Certains ont mangé la tarte avec un peu de défiance.
– Une tarte au café ? C’est plutôt une tarte pour l’après-midi, on ne va pas dormir !
Chacun y est allé de son expérience avec le café. On boit du café, on s’endort immédiatement, on se lève 45 minutes plus tard et on peut faire sa garde tranquillement toute la nuit. Souvenir des soirées durant lesquelles les parents et leurs amis buvaient une pleine cafetière italienne grand modèle tout en devisant puis dormaient à poings fermés toute la nuit. Je n’ai pas hésité à terminer ma part tant la tarte était bonne. Et tant pis si j’ai du mal à m’endormir.
J’ai eu sommeil toute la soirée et dormi comme une bienheureuse.
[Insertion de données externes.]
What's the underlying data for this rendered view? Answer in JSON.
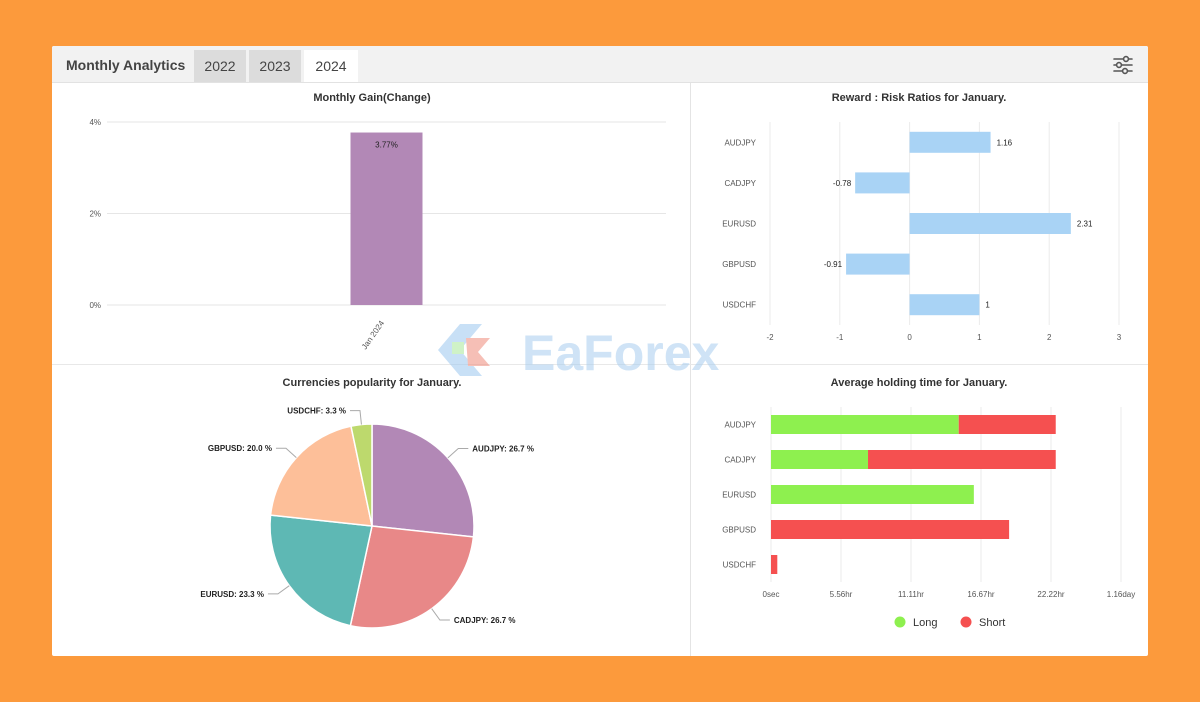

Et celui qui craignait l’insomnie vient d’avouer avoir très bien dormi.


Matériel utilisé

  • 1 balance
  • 1 robot
  • 1 rouleau à pâtisserie
  • 1 cercle de 18,5 centimètres ou un moule à tarte de même dimension
  • 1 tapis silpat
  • 1 plaque à pâtisserie
  • 1 mixeur plongeant
  • 1 moule en silicone de 18 centimètres
  • 1 robot coupe puissant
  • 1 tamis fin ou une grande passoire fine pour la pâte de café
  • 1 cul-de-poule ou un saladier
  • 1 casserole de taille moyenne
  • 1 petite casserole
  • 1 fouet
  • 1 maryse
  • 1 spatule coudée
  • 1 poche à douille
  • 1 douille 1 M Wilton ou celle de votre choix
  • 1 grille à pâtisserie
  • film alimentaire

Ingrédients

Pour la pâte sucrée

Avec ces quantités je fais 3 tartes de 18,5 centimètres.

  • 110 grammes de beurre
  • 95 grammes de sucre glace
  • 30 grammes de poudre d’amandes
  • 1 gramme de vanille en poudre
  • 58 grammes d ‘œuf (1 œuf)
  • 195 grammes de farine T 55
  • 55 grammes de fécule de pomme de terre

Pour la ganache montée au café

Elle se prépare la veille et se monte le jour même.
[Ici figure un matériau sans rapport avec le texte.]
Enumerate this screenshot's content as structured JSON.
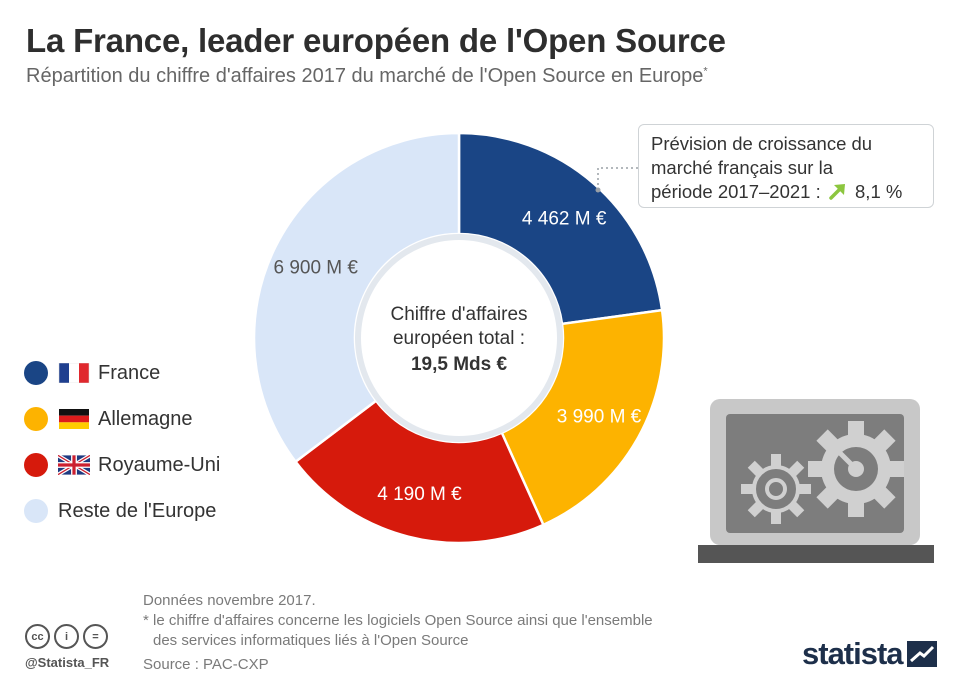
{
  "header": {
    "title": "La France, leader européen de l'Open Source",
    "subtitle": "Répartition du chiffre d'affaires 2017 du marché de l'Open Source en Europe",
    "subtitle_mark": "*"
  },
  "chart_data": {
    "type": "pie",
    "unit": "M €",
    "slices": [
      {
        "name": "France",
        "value": 4462,
        "label": "4 462 M €",
        "color": "#1a4585"
      },
      {
        "name": "Allemagne",
        "value": 3990,
        "label": "3 990 M €",
        "color": "#fdb300"
      },
      {
        "name": "Royaume-Uni",
        "value": 4190,
        "label": "4 190 M €",
        "color": "#d61a0c"
      },
      {
        "name": "Reste de l'Europe",
        "value": 6900,
        "label": "6 900 M €",
        "color": "#d9e6f8"
      }
    ],
    "center_label": {
      "line1": "Chiffre d'affaires",
      "line2": "européen total :",
      "line3": "19,5 Mds €"
    },
    "legend_position": "left"
  },
  "callout": {
    "text_line1": "Prévision de croissance du",
    "text_line2": "marché français sur la",
    "text_line3": "période 2017–2021 :",
    "value": "8,1 %",
    "arrow_color": "#8cc63f"
  },
  "legend": {
    "items": [
      {
        "label": "France",
        "color": "#1a4585",
        "flag": "france-flag"
      },
      {
        "label": "Allemagne",
        "color": "#fdb300",
        "flag": "germany-flag"
      },
      {
        "label": "Royaume-Uni",
        "color": "#d61a0c",
        "flag": "uk-flag"
      },
      {
        "label": "Reste de l'Europe",
        "color": "#d9e6f8",
        "flag": null
      }
    ]
  },
  "footer": {
    "note1": "Données novembre 2017.",
    "note2": "* le chiffre d'affaires concerne les logiciels Open Source ainsi que l'ensemble",
    "note3": "des services informatiques liés à l'Open Source",
    "source": "Source : PAC-CXP",
    "handle": "@Statista_FR",
    "cc_icons": [
      "cc",
      "i",
      "="
    ],
    "brand": "statista"
  },
  "illustration": {
    "icon": "laptop-gears-icon",
    "colors": {
      "frame": "#c8c8c8",
      "screen": "#7d7d7d",
      "base": "#555555"
    }
  }
}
  • 80 grammes de lait entier
  • 30 grammes de café en grains
  • 160 grammes de crème liquide à 35 % de matières grasses
  • 40 grammes de chocolat blanc
  • 1 gramme de gélatine
  • 6 grammes d’eau (si gélatine en poudre)

Pour la pâte de café

Il faut 30 grammes de pâte de café pour la recette. Avec 125 grammes de café j’ai obtenu 100 grammes de pâte. Pourquoi autant de perte ? Parce que mon mixeur n’étant pas très puissant, j’ai essayé le moulin à café puis le blender et j’ai fini par passer la pâte au tamis fin pour ne pas avoir de trop gros morceaux de grains de café si bien que j’ai perdu 120 grammes au passage. Si vous avez un appareil plus performant que les miens réduisez les quantités.
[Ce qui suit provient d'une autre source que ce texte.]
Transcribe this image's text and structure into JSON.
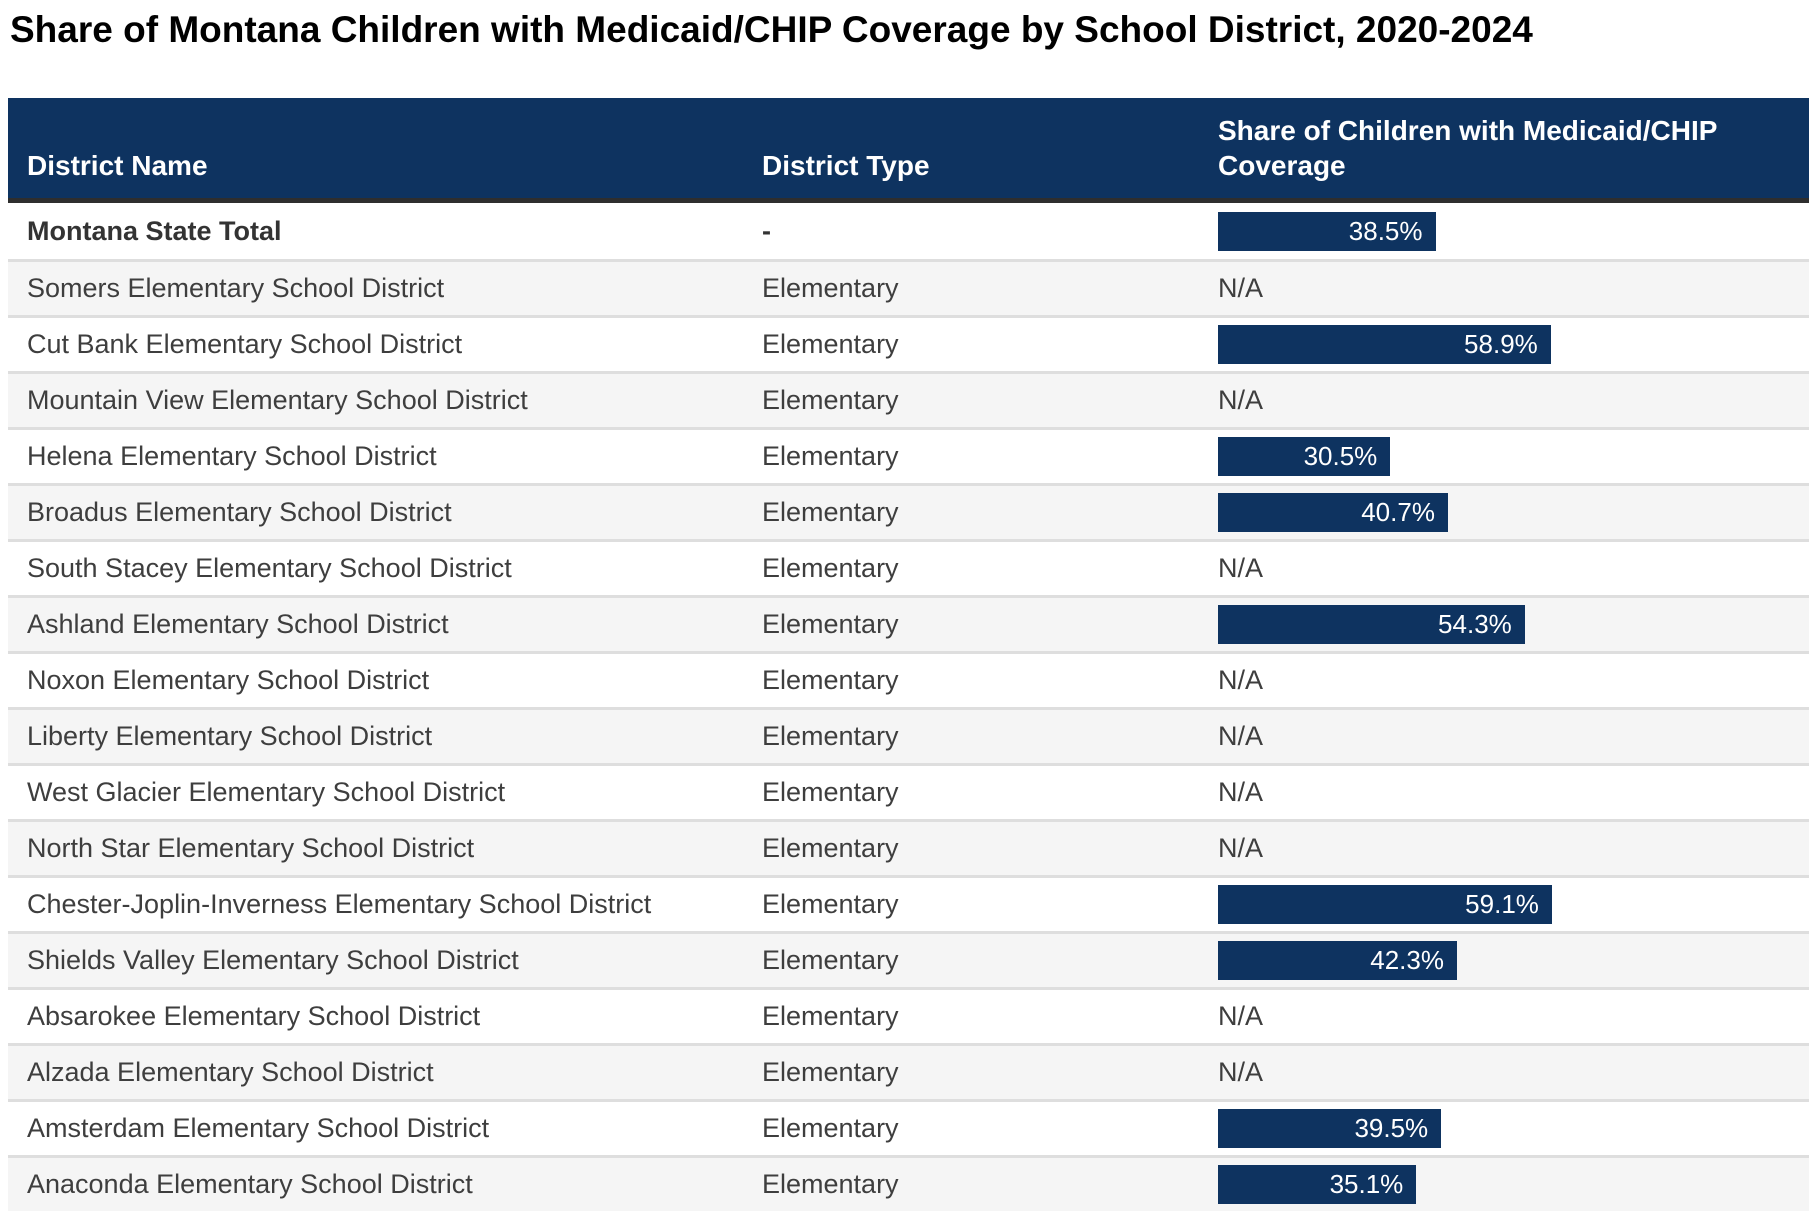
{
  "title": "Share of Montana Children with Medicaid/CHIP Coverage by School District, 2020-2024",
  "header": {
    "district_name": "District Name",
    "district_type": "District Type",
    "share_line1": "Share of Children with Medicaid/CHIP",
    "share_line2": "Coverage",
    "share_full": "Share of Children with Medicaid/CHIP Coverage"
  },
  "na_label": "N/A",
  "colors": {
    "header_bg": "#0e3360",
    "bar_fill": "#0e3360",
    "bar_label": "#ffffff",
    "row_alt_bg": "#f5f5f5",
    "row_separator": "#dedede",
    "header_border": "#2e2e2e",
    "body_text": "#3e3e3e",
    "title_text": "#000000"
  },
  "rows": [
    {
      "name": "Montana State Total",
      "type": "-",
      "value": 38.5,
      "label": "38.5%",
      "emphasis": true
    },
    {
      "name": "Somers Elementary School District",
      "type": "Elementary",
      "value": null,
      "label": "N/A",
      "emphasis": false
    },
    {
      "name": "Cut Bank Elementary School District",
      "type": "Elementary",
      "value": 58.9,
      "label": "58.9%",
      "emphasis": false
    },
    {
      "name": "Mountain View Elementary School District",
      "type": "Elementary",
      "value": null,
      "label": "N/A",
      "emphasis": false
    },
    {
      "name": "Helena Elementary School District",
      "type": "Elementary",
      "value": 30.5,
      "label": "30.5%",
      "emphasis": false
    },
    {
      "name": "Broadus Elementary School District",
      "type": "Elementary",
      "value": 40.7,
      "label": "40.7%",
      "emphasis": false
    },
    {
      "name": "South Stacey Elementary School District",
      "type": "Elementary",
      "value": null,
      "label": "N/A",
      "emphasis": false
    },
    {
      "name": "Ashland Elementary School District",
      "type": "Elementary",
      "value": 54.3,
      "label": "54.3%",
      "emphasis": false
    },
    {
      "name": "Noxon Elementary School District",
      "type": "Elementary",
      "value": null,
      "label": "N/A",
      "emphasis": false
    },
    {
      "name": "Liberty Elementary School District",
      "type": "Elementary",
      "value": null,
      "label": "N/A",
      "emphasis": false
    },
    {
      "name": "West Glacier Elementary School District",
      "type": "Elementary",
      "value": null,
      "label": "N/A",
      "emphasis": false
    },
    {
      "name": "North Star Elementary School District",
      "type": "Elementary",
      "value": null,
      "label": "N/A",
      "emphasis": false
    },
    {
      "name": "Chester-Joplin-Inverness Elementary School District",
      "type": "Elementary",
      "value": 59.1,
      "label": "59.1%",
      "emphasis": false
    },
    {
      "name": "Shields Valley Elementary School District",
      "type": "Elementary",
      "value": 42.3,
      "label": "42.3%",
      "emphasis": false
    },
    {
      "name": "Absarokee Elementary School District",
      "type": "Elementary",
      "value": null,
      "label": "N/A",
      "emphasis": false
    },
    {
      "name": "Alzada Elementary School District",
      "type": "Elementary",
      "value": null,
      "label": "N/A",
      "emphasis": false
    },
    {
      "name": "Amsterdam Elementary School District",
      "type": "Elementary",
      "value": 39.5,
      "label": "39.5%",
      "emphasis": false
    },
    {
      "name": "Anaconda Elementary School District",
      "type": "Elementary",
      "value": 35.1,
      "label": "35.1%",
      "emphasis": false
    }
  ],
  "chart_data": {
    "type": "table",
    "title": "Share of Montana Children with Medicaid/CHIP Coverage by School District, 2020-2024",
    "columns": [
      "District Name",
      "District Type",
      "Share of Children with Medicaid/CHIP Coverage"
    ],
    "value_unit": "%",
    "bar_axis_max": 100,
    "na_label": "N/A",
    "rows": [
      [
        "Montana State Total",
        "-",
        38.5
      ],
      [
        "Somers Elementary School District",
        "Elementary",
        null
      ],
      [
        "Cut Bank Elementary School District",
        "Elementary",
        58.9
      ],
      [
        "Mountain View Elementary School District",
        "Elementary",
        null
      ],
      [
        "Helena Elementary School District",
        "Elementary",
        30.5
      ],
      [
        "Broadus Elementary School District",
        "Elementary",
        40.7
      ],
      [
        "South Stacey Elementary School District",
        "Elementary",
        null
      ],
      [
        "Ashland Elementary School District",
        "Elementary",
        54.3
      ],
      [
        "Noxon Elementary School District",
        "Elementary",
        null
      ],
      [
        "Liberty Elementary School District",
        "Elementary",
        null
      ],
      [
        "West Glacier Elementary School District",
        "Elementary",
        null
      ],
      [
        "North Star Elementary School District",
        "Elementary",
        null
      ],
      [
        "Chester-Joplin-Inverness Elementary School District",
        "Elementary",
        59.1
      ],
      [
        "Shields Valley Elementary School District",
        "Elementary",
        42.3
      ],
      [
        "Absarokee Elementary School District",
        "Elementary",
        null
      ],
      [
        "Alzada Elementary School District",
        "Elementary",
        null
      ],
      [
        "Amsterdam Elementary School District",
        "Elementary",
        39.5
      ],
      [
        "Anaconda Elementary School District",
        "Elementary",
        35.1
      ]
    ]
  }
}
  • 60 grammes de café en grains
  • 13 grammes de sucre glace
  • 35 grammes d ‘huile neutre (pépins de raisin, tournesol)

Pour le praliné au café

Le praliné entre dans de nombreuses préparations. J’ai doublé les quantités car j’en avais besoin pour une autre préparation. La quantité de pâte de café dépend du goût de chacun. Je vous conseille d’en mettre au fur et à mesure car c’est très fort en goût. Si vous faites juste un trou central dans le biscuit, il faudra moins de praliné.

  • 125 grammes d’amandes torréfiées
  • 65 grammes de sucre semoule
  • 25 grammes d’eau
  • + ou – 20 grammes de pâte de café

Pour le biscuit au café

J’ai fait le double des quantités indiquées ci-dessous, c’est pourquoi on voit un œuf entier, mais j’ai coupé le biscuit en deux. Evidemment, comme le biscuit était gros, il était particulièrement moelleux. je ne sais pas si avec un biscuit plus mince on obtient le même moelleux. Curieusement on ne fait pas de sirop pour le puncher. Et ce n’est pas nécessaire il est parfait tel quel.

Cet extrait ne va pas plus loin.